Parmi tous les évènements qui se pressaient : attaques de convois par le maquis, destruction répétée des ponts et des communications téléphoniques, irruptions brutales des boches dans tes maisons, assassinats, incendies, le plus marquant et le plus étonnant fut la glorieuse équipée, de quatre jeeps.
Sur la fin d'août, le bruit se répandit, aux alentours, que des Américains étaient arrivés à Talent. On les avait vus. Ils avaient des voitures légères d'une grande puissance. Ils étaient rapides. D'Américains. Il n'y en eut pas à Talent. C'étaient de purs Français qui, en voitures américaines, étaient venus, rapides comme l'éclair et généreux de leur sang comme les héros de la chevalerie et nos sans-culottes de 1792. Ils étaient venus depuis la Normandie.

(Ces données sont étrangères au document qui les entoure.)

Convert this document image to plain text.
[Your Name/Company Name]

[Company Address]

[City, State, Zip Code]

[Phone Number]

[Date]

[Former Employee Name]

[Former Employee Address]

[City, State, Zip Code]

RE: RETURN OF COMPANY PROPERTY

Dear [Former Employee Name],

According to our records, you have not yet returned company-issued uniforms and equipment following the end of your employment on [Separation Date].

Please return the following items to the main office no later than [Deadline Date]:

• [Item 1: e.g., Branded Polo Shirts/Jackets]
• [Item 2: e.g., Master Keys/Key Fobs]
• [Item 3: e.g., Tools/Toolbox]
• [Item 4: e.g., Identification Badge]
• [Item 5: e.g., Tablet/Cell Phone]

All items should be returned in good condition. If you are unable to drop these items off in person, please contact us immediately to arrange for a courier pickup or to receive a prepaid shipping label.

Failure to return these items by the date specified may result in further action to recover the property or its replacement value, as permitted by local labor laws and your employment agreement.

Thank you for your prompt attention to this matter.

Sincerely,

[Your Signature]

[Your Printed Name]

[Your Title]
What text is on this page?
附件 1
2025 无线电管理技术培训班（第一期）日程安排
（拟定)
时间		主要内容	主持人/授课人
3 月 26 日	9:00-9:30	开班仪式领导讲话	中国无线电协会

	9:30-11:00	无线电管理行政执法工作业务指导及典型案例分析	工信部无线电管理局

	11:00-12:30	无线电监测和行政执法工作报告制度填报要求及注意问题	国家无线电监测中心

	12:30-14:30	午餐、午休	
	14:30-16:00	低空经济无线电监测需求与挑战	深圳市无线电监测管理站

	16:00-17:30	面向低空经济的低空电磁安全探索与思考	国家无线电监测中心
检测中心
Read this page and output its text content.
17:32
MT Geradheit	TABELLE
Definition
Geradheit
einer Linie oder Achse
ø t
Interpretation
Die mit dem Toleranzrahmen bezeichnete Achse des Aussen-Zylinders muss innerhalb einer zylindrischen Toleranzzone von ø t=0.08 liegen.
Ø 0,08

Une brave patriote, Mme Cournot, âgée de plus de 80 ans, les accueillit dans sa maison où, pour les quelques jours de leur campagne de Saône-et-Loire, ils installèrent leur quartier général.
Mme Cournot, dont le mari avait trouvé la mort comme officier pendant l’autre guerre, est connue pour son grand cœur qui opéra si généreusement pour les réfugiés de 1914-1918
On estime généralement que Sennecey, important relai (sic) sur la route de retraite allemande, était constamment tenu par des milliers d'Allemands qui s'y concentraient avant de repartir vers la prochaine étape. Puissamment armés d'armes automatiques, la rage au cœur d'être chassés et harcelés par l’armée française autrefois si méprisée et par le maquis insuffisamment pourvu pourtant d'armes, ils s'y refaisaient leur âme en terrorisant la population, si bien que ce fut l'exode de la majeure partie de celle-ci vers les villages environnants.
A cette supériorité écrasante, dix-neuf Français allaient s'attaquer. Passant par Corlay, leurs quatre jeeps foncent sur Saint-Julien, et de là, sur la route nationale a sa traversée de Sennecey. Crachant le feu de toutes leurs mitrailleuses, ils se démènent comme des diables. Pour les Boches, c'est la surprise totale. Par Viel-Moulin, les quatre voitures reprirent le chemin qui passe derrière les maisons et parmi les jardins, regagnant Saint-Julien. Les pertes avaient été minimes, un seul parmi les 19 fut tué.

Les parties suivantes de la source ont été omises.